Par un contraste singulier, les femmes de ces Kabiles européens sont pâles, blondes, bionde e grassote, comme les Vénitiennes ; elles ont un doux sourire triste sur la bouche, un tendre rayon bleu dans le regard ; on ne saurait imaginer un contraste plus parfait. Ces noirs démons du paradis de la Huerta ont pour femmes des anges blancs, dont les beaux cheveux sont retenus par un grand peigne à galerie ou traversés par de longues aiguilles ornées à leur extrémité de boules d’argent ou de verroteries.
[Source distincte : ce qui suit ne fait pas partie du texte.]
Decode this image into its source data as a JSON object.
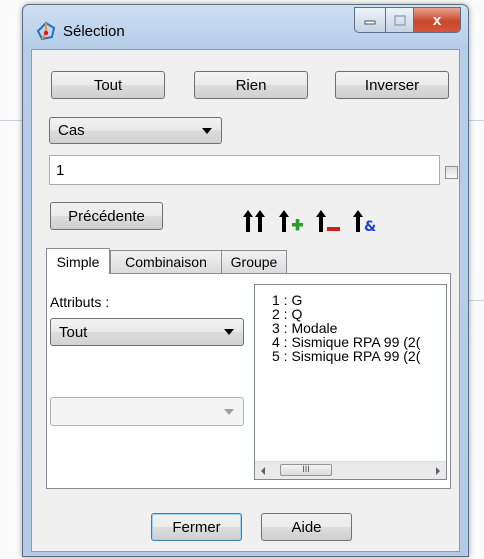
{
  "window": {
    "title": "Sélection",
    "icon": "selection-app-icon",
    "caption_buttons": [
      "minimize",
      "maximize",
      "close"
    ],
    "close_glyph": "x"
  },
  "toolbar": {
    "all_label": "Tout",
    "none_label": "Rien",
    "invert_label": "Inverser"
  },
  "type_select": {
    "value": "Cas"
  },
  "selection_input": {
    "value": "1"
  },
  "previous_label": "Précédente",
  "icon_buttons": [
    "double-up-arrow-icon",
    "up-arrow-plus-icon",
    "up-arrow-minus-icon",
    "up-arrow-and-icon"
  ],
  "tabs": [
    {
      "label": "Simple",
      "active": true
    },
    {
      "label": "Combinaison",
      "active": false
    },
    {
      "label": "Groupe",
      "active": false
    }
  ],
  "panel": {
    "attributes_label": "Attributs :",
    "attributes_select": "Tout",
    "secondary_select": "",
    "list_items": [
      "1 : G",
      "2 : Q",
      "3 : Modale",
      "4 : Sismique RPA 99 (2(",
      "5 : Sismique RPA 99 (2("
    ],
    "scroll_thumb": "III"
  },
  "footer": {
    "close_label": "Fermer",
    "help_label": "Aide"
  },
  "colors": {
    "frame": "#b7cde8",
    "client": "#f0f0f0",
    "close_button": "#c9482a",
    "default_button_border": "#3c7fb1",
    "plus_green": "#2e9a2e",
    "minus_red": "#d21f1f",
    "and_blue": "#1e3fd0"
  }
}
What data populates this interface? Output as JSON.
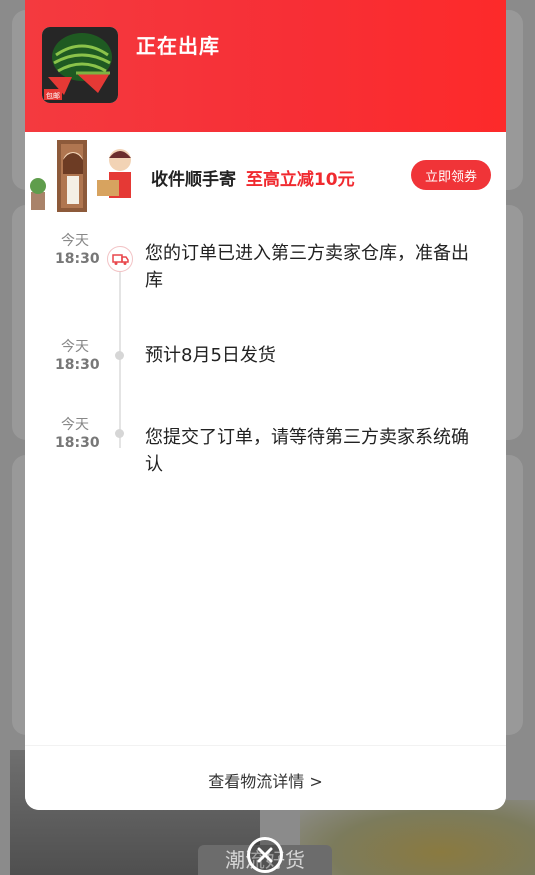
{
  "header": {
    "status_title": "正在出库",
    "product_badge": "包邮"
  },
  "promo": {
    "label": "收件顺手寄",
    "highlight": "至高立减10元",
    "claim_button": "立即领券"
  },
  "timeline": [
    {
      "day": "今天",
      "time": "18:30",
      "text": "您的订单已进入第三方卖家仓库，准备出库",
      "icon": "truck-icon"
    },
    {
      "day": "今天",
      "time": "18:30",
      "text": "预计8月5日发货",
      "icon": "dot"
    },
    {
      "day": "今天",
      "time": "18:30",
      "text": "您提交了订单，请等待第三方卖家系统确认",
      "icon": "dot"
    }
  ],
  "footer": {
    "logistics_link": "查看物流详情 >"
  },
  "background": {
    "tag_text": "潮流好货"
  },
  "colors": {
    "brand_red": "#f43a3f",
    "button_red": "#f03438",
    "text_dark": "#222222",
    "text_muted": "#888888"
  }
}
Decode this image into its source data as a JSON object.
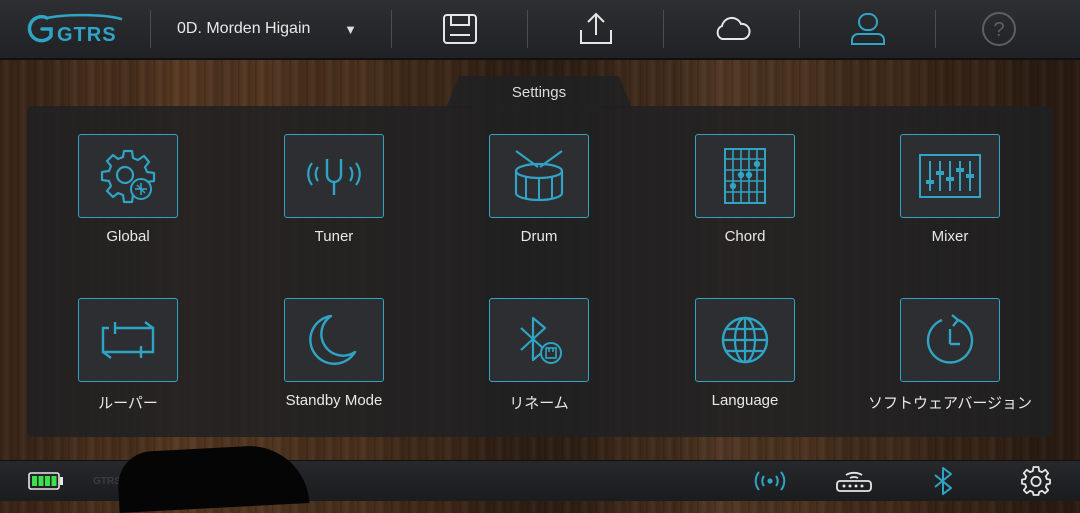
{
  "header": {
    "logo_text": "GTRS",
    "preset_name": "0D. Morden Higain",
    "icons": [
      "save-icon",
      "upload-icon",
      "cloud-icon",
      "user-icon",
      "help-icon"
    ]
  },
  "panel": {
    "title": "Settings",
    "items": [
      {
        "label": "Global",
        "icon": "gear-icon"
      },
      {
        "label": "Tuner",
        "icon": "tuning-fork-icon"
      },
      {
        "label": "Drum",
        "icon": "drum-icon"
      },
      {
        "label": "Chord",
        "icon": "chord-chart-icon"
      },
      {
        "label": "Mixer",
        "icon": "mixer-icon"
      },
      {
        "label": "ルーパー",
        "icon": "loop-icon"
      },
      {
        "label": "Standby Mode",
        "icon": "moon-icon"
      },
      {
        "label": "リネーム",
        "icon": "bluetooth-rename-icon"
      },
      {
        "label": "Language",
        "icon": "globe-icon"
      },
      {
        "label": "ソフトウェアバージョン",
        "icon": "clock-refresh-icon"
      }
    ]
  },
  "footer": {
    "small_text": "GTRS",
    "battery_level": 1.0,
    "icons": [
      "battery-icon",
      "wireless-signal-icon",
      "router-icon",
      "bluetooth-icon",
      "settings-gear-icon"
    ]
  },
  "colors": {
    "accent": "#2fa4c4",
    "battery": "#3ee04a",
    "panel_bg": "#202123"
  }
}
Autrefois, les Valenciennes portaient un délicieux costume national qui rappelait celui des Albanaises ; malheureusement, elles l’ont abandonné pour cet effroyable costume anglo-français, pour les robes à manches à la gigot et autres abominations pareilles. Il est à remarquer que les femmes sont les premières à quitter les vêtements nationaux ; il n’y a guère plus en Espagne que les hommes du peuple qui conservent les anciens costumes. Ce manque d’intelligence dans ce qui touche à la toilette surprend de la part d’un sexe essentiellement coquet ; mais l’étonnement cesse lorsque l’on songe que les femmes n’ont que le sentiment de la mode et non celui de la beauté. Une femme trouvera toujours charmant le plus misérable chiffon, si le genre suprême est de porter ce chiffon.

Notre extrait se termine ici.